Hackers can divert the one-time password to themselves and enter it, and give the actual user a message telling them to come back later because the system is having problems.
“It’s frankly inexcusable to still rely on a one-time password alone to protect a high risk account,” Litan said.
What This Means for Banks
The tools, techniques and procedures used in the attack may allow the group behind this cyberattack to strike again, the BAE blog said. “All financial institutions who run SWIFT Alliance Access and similar systems should be seriously reviewing their security now to make sure they too are not exposed.”
Obviously, strong firewalls and tough authentication procedures would be high on the list. Air-gapping computers used for Swift transactions could also help.
Jonathan Sander, vice president with Lieberman Software, said banks need to be aware of counterparties’ security practices.
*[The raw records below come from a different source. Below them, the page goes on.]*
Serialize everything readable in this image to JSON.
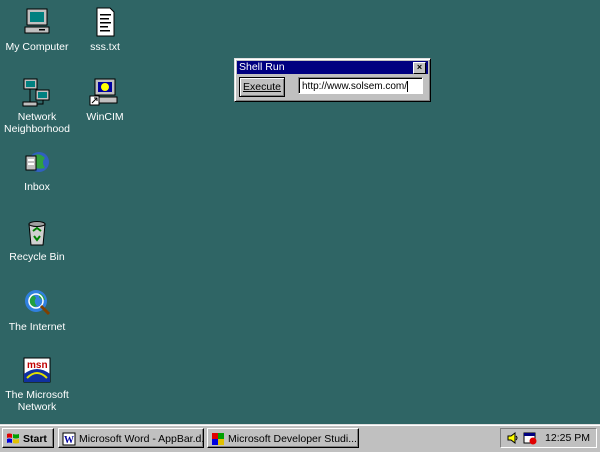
{
  "desktop": {
    "icons": [
      {
        "name": "my-computer-icon",
        "label": "My Computer"
      },
      {
        "name": "sss-txt-icon",
        "label": "sss.txt"
      },
      {
        "name": "network-neighborhood-icon",
        "label": "Network Neighborhood"
      },
      {
        "name": "wincim-icon",
        "label": "WinCIM"
      },
      {
        "name": "inbox-icon",
        "label": "Inbox"
      },
      {
        "name": "recycle-bin-icon",
        "label": "Recycle Bin"
      },
      {
        "name": "the-internet-icon",
        "label": "The Internet"
      },
      {
        "name": "msn-icon",
        "label": "The Microsoft Network"
      }
    ],
    "background_color": "#2f6565"
  },
  "shell_run": {
    "title": "Shell Run",
    "execute_label": "Execute",
    "url_value": "http://www.solsem.com/"
  },
  "taskbar": {
    "start_label": "Start",
    "tasks": [
      {
        "label": "Microsoft Word - AppBar.d..."
      },
      {
        "label": "Microsoft Developer Studi..."
      }
    ],
    "clock": "12:25 PM"
  }
}
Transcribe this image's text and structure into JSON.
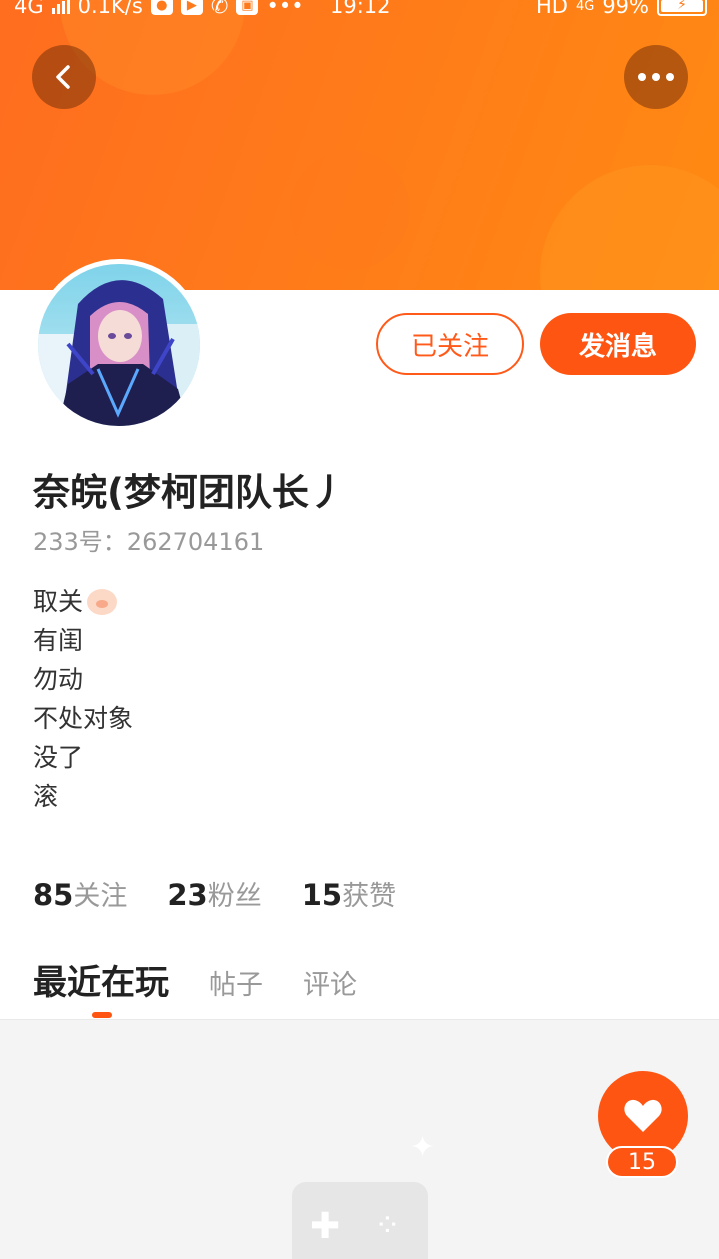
{
  "status_bar": {
    "network": "4G",
    "speed": "0.1K/s",
    "time": "19:12",
    "hd": "HD",
    "net_type": "4G",
    "battery": "99%"
  },
  "header": {
    "back_icon": "chevron-left-icon",
    "more_icon": "more-horizontal-icon"
  },
  "profile": {
    "name": "奈皖(梦柯团队长丿",
    "id_label": "233号：262704161",
    "followed_label": "已关注",
    "message_label": "发消息",
    "bio": [
      "取关",
      "有闺",
      "勿动",
      "不处对象",
      "没了",
      "滚"
    ]
  },
  "stats": {
    "following_count": "85",
    "following_label": "关注",
    "fans_count": "23",
    "fans_label": "粉丝",
    "likes_count": "15",
    "likes_label": "获赞"
  },
  "tabs": {
    "recent": "最近在玩",
    "posts": "帖子",
    "comments": "评论"
  },
  "like_fab": {
    "icon": "heart-icon",
    "count": "15"
  },
  "colors": {
    "accent": "#ff5512",
    "banner": "#ff7a1a"
  }
}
“If a new partner is using $10 routers and no firewalls to run critical IT systems that you will now be directly dependent upon, wouldn’t you want to know that before signing any contracts?” he said. “Basic cybersecurity practices will soon become as common sense to businesses partnerships as basic insurance coverage is today.”
As Avivah Litan noted, dual-factor authentication with a one-time password may no longer be enough to secure large transactions. Some day, biometrics or some other high-test authentication technology may be needed to secure international payments. And having staff check in on weekends about international wire transfers may also become a best practice.